The amount you can borrow depends on your year in school and whether you have a subsidized or unsubsidized Direct Stafford Loan. A subsidized loan is a need-based loan. Dependent undergraduate students can borrow between $5,500 and $7,500 per year, combined in unsubsidized and subsidized loans. Independent undergraduate students can borrow between $9,500 and $12,500 per year. Graduate and professional school students can borrow up to $20,500 per year, with no more than $8,500 of that in subsidized loans.
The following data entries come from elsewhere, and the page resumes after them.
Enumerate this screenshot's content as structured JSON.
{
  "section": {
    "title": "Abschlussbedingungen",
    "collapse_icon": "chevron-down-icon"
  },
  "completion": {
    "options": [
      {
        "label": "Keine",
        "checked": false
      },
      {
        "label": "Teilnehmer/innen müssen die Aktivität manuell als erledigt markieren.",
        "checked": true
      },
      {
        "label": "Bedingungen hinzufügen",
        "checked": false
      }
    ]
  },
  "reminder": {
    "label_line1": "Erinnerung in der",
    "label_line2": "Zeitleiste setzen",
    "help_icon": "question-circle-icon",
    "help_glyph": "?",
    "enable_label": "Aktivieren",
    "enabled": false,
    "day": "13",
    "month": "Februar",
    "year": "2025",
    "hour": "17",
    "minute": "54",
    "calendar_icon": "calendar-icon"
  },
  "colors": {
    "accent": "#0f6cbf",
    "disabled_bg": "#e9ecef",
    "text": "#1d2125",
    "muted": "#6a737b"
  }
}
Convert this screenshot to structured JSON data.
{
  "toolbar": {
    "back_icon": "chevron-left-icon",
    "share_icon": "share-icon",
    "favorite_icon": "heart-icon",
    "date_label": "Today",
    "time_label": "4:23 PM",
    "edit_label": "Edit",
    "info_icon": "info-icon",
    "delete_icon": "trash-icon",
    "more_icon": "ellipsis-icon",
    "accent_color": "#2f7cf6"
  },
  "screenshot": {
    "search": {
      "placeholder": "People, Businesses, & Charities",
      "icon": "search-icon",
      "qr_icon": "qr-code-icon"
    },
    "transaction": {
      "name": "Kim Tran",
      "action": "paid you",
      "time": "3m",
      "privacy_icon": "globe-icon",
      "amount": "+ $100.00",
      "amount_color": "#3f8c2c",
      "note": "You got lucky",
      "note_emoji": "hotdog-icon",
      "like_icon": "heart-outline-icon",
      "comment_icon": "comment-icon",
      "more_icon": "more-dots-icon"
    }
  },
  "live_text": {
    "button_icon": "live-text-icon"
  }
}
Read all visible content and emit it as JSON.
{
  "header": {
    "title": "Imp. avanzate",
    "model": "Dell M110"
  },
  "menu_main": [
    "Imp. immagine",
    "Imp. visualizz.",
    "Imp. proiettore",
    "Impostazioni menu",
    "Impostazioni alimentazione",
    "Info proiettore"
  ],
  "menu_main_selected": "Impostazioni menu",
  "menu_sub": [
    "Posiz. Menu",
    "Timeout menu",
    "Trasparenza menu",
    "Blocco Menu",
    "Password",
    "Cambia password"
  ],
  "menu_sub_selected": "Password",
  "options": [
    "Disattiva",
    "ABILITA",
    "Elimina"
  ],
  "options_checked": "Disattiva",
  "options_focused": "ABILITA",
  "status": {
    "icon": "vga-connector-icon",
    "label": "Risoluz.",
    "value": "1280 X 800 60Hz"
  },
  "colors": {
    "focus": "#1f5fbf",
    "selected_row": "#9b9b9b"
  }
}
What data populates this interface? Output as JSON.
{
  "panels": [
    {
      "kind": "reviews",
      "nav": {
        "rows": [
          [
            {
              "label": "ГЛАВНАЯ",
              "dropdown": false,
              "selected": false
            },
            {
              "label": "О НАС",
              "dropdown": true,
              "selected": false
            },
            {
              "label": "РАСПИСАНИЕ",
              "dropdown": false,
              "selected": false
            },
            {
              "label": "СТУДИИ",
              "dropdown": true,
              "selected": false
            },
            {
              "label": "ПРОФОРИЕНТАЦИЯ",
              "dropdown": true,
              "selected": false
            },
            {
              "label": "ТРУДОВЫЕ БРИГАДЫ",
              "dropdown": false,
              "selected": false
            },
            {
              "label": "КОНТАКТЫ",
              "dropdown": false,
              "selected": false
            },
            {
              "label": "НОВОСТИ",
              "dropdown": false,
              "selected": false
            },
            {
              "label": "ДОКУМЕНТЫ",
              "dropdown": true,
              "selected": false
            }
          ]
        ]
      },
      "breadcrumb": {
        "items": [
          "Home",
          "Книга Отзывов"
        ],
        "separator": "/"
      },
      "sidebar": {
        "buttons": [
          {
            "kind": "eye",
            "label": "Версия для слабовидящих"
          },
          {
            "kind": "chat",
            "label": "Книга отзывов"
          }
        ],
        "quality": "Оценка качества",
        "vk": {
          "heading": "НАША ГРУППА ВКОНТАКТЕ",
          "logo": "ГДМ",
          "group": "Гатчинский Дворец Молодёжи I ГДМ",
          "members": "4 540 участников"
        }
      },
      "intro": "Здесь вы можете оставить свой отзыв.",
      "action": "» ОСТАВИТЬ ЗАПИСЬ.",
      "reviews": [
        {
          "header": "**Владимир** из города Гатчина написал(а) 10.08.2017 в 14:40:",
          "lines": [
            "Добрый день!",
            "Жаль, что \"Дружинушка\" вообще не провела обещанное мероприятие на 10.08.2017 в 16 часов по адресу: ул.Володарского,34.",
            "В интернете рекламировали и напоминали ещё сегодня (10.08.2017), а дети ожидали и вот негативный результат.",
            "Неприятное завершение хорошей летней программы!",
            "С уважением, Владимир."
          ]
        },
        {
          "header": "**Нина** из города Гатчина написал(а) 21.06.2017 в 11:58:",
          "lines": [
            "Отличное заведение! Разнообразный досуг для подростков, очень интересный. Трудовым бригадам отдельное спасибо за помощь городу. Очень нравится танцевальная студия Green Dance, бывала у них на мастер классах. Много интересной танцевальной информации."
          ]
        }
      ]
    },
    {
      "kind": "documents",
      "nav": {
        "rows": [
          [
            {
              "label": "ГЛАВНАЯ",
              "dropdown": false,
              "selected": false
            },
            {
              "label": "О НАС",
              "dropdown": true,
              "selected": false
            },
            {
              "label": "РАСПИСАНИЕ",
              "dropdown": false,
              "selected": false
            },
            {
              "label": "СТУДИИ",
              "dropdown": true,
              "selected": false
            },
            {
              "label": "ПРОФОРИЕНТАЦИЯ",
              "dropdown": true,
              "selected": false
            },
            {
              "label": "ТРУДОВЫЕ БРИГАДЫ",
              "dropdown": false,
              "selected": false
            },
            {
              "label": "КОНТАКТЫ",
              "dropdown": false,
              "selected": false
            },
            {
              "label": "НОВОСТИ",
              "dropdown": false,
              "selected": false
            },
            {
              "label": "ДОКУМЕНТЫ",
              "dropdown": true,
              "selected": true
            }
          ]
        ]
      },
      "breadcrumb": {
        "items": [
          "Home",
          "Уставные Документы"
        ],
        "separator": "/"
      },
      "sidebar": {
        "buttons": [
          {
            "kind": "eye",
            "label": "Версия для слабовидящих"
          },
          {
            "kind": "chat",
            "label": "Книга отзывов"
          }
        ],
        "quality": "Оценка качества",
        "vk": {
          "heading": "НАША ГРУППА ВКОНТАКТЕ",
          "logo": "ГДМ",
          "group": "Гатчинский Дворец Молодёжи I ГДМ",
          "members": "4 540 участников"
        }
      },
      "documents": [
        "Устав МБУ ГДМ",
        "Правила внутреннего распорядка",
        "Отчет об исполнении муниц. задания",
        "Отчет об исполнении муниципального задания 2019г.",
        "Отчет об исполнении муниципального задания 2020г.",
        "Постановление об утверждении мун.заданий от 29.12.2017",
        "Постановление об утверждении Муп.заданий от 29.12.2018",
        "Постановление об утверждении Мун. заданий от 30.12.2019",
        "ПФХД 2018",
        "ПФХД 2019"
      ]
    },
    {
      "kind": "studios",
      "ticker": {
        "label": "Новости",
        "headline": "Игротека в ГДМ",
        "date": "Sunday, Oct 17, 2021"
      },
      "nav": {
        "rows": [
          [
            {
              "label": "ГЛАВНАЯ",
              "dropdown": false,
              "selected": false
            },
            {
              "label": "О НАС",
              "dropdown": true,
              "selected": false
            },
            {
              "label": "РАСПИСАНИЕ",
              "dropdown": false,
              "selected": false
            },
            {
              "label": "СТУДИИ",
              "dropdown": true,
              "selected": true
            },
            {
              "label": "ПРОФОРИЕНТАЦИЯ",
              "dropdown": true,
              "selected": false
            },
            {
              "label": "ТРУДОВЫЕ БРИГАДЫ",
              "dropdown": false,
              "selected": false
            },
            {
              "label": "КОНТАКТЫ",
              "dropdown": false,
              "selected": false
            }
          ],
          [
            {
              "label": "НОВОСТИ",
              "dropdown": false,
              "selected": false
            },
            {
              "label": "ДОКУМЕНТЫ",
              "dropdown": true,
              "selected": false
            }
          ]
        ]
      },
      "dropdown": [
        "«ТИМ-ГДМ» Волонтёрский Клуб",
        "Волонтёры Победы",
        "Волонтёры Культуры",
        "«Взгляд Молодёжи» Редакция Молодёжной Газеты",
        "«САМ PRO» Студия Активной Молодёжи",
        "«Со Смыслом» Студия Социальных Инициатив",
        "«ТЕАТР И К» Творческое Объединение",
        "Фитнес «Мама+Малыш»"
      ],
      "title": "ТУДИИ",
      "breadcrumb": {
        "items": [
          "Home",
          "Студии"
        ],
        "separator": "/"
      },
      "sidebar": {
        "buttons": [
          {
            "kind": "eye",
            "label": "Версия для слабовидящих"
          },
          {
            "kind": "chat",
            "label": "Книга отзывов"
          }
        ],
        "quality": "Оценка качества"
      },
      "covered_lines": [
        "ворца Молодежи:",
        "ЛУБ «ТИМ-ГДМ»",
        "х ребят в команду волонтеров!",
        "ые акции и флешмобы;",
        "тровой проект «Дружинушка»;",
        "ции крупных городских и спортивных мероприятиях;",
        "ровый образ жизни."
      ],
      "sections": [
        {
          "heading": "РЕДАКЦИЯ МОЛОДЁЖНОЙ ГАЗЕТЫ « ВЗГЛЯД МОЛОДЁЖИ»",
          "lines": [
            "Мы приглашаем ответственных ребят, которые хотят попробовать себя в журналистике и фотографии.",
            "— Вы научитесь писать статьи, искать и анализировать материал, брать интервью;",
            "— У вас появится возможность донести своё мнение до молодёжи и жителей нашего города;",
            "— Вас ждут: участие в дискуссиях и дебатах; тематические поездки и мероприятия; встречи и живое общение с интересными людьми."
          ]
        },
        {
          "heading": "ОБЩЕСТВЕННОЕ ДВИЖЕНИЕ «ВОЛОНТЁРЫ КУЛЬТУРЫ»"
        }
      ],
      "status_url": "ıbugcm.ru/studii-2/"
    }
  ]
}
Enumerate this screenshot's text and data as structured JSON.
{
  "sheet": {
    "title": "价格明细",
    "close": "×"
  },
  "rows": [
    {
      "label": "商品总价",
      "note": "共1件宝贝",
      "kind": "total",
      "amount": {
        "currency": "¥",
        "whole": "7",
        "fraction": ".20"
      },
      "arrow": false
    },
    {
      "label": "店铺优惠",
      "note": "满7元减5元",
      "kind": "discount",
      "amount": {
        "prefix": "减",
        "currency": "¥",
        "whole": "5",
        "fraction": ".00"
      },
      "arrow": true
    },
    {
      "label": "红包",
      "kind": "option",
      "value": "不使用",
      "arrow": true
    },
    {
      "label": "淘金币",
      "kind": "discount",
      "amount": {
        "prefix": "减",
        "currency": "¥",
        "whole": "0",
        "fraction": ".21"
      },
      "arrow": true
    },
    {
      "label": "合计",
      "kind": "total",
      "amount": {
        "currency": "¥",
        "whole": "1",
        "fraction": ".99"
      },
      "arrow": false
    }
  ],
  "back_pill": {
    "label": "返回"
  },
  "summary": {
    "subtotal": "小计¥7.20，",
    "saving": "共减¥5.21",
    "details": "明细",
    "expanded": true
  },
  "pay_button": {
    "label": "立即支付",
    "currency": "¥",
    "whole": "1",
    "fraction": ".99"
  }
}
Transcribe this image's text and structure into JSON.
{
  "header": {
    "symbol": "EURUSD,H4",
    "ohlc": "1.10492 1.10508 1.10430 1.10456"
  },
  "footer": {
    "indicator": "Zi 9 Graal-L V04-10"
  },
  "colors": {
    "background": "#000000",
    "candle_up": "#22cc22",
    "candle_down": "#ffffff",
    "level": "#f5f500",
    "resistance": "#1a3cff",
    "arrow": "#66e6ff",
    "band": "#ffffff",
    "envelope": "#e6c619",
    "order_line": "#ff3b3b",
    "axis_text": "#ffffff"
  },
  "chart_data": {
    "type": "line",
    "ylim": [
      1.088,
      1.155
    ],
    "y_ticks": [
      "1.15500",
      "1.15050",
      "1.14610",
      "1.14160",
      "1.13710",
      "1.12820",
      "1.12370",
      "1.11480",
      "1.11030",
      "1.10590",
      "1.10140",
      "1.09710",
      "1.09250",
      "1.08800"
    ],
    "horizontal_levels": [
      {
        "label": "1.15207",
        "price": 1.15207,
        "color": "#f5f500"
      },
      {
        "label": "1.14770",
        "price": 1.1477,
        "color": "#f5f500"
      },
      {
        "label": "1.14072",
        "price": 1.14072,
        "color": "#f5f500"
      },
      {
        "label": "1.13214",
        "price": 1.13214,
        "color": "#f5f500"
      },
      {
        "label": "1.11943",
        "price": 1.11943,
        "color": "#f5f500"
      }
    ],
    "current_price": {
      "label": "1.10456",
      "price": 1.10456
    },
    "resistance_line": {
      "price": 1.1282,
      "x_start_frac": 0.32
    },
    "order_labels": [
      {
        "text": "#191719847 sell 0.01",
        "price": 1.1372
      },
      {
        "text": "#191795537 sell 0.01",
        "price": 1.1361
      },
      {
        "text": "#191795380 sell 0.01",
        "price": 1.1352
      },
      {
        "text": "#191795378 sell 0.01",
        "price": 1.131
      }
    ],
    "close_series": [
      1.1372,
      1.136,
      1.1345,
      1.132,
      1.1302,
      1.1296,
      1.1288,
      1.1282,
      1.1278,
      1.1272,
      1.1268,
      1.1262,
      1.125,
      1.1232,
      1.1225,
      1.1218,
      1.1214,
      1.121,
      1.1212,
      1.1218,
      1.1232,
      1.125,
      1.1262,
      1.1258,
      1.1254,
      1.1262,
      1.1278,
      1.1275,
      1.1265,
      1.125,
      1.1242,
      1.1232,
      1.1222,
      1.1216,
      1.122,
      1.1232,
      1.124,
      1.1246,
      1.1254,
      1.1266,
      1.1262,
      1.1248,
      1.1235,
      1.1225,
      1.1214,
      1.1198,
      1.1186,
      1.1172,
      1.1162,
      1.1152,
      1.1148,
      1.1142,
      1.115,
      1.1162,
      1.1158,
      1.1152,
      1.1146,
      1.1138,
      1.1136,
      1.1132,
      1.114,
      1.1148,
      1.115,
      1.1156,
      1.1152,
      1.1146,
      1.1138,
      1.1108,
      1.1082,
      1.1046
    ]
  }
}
Depending on the time of application, financial need, and available funding, students can borrow up to $5,500 for each year of undergraduate study and up to $8,000 for each year of graduate or professional study. A bonus of the Perkins Loan is the extended grace period. Unlike other loans that have a 6 month grade period, Perkins loans have a 9 month grace period. Students entering certain high-demand fields such as teaching, nursing, and law enforcement can be eligible for loan cancelation. Volunteers for programs like the Peace Corps are also eligible for cancelation.
PLUS college loans are more expensive than Stafford or Perkins loans, but they have a higher borrowing limit. The borrowing limit is equal to the total estimated Cost of Attendance (COA) minus other financial aid received. For example, if the cost of attendance is $6,000 and a student receives $4,000 in financial aid, they can borrow up to $2,000. The cost of attendance includes tuition and fees, room and board, books and supplies, transportation, and miscellaneous educational expenses. The school determines and certifies the amount. Interest accumulates immediately after the first disbursement.
Private student loans are also called alternative loans, because they are an alternative to federal loans. While federal loans have more flexibility and lower interest rates, there are tight borrowing caps. Private lenders have more borrowing options for students who still need money. There are a lot of lenders, each with different rules, rates, fees, and benefits. Do your research to find the best lender. Contact your college’s financial aid office for a list of top lenders.
Private loan rates fluctuate with the economy and vary from lender to lender. Each student lender sets their own interest rates and chooses their own benefits. Private lenders offer more money than federal loans. Most private loans calculate their number similar to federal loans where the borrowing limit equals the cost of attendance minus other financial aid. Private lenders, however, usually require students to start paying immediately after the first disbursement.
The main source for private loans are banks. Be aware that fluctuations in the banking industry affect private loan sources. Credit unions are also vulnerable to market. Investigate your private student loan options closely to make sure you are getting the best rate possible. Remember to always read the fine print.
Consolidating loans can simplify your student loan repayment process because they combine several payments into one. Interest rates on consolidated loans are often lower than loans that are not consolidated. Federal loans can be consolidated during repayment, grace periods, deferment, and forbearance. Loans cannot be consolidated while the borrower is still in school. The consolidation rate is fixed for the life of the loan, which protects the borrower from possible rate increases but does not allow them to benefit from possible decreases. There are no application fees or prepayment penalties. Still investigate your options carefully to not lose out on borrower benefits.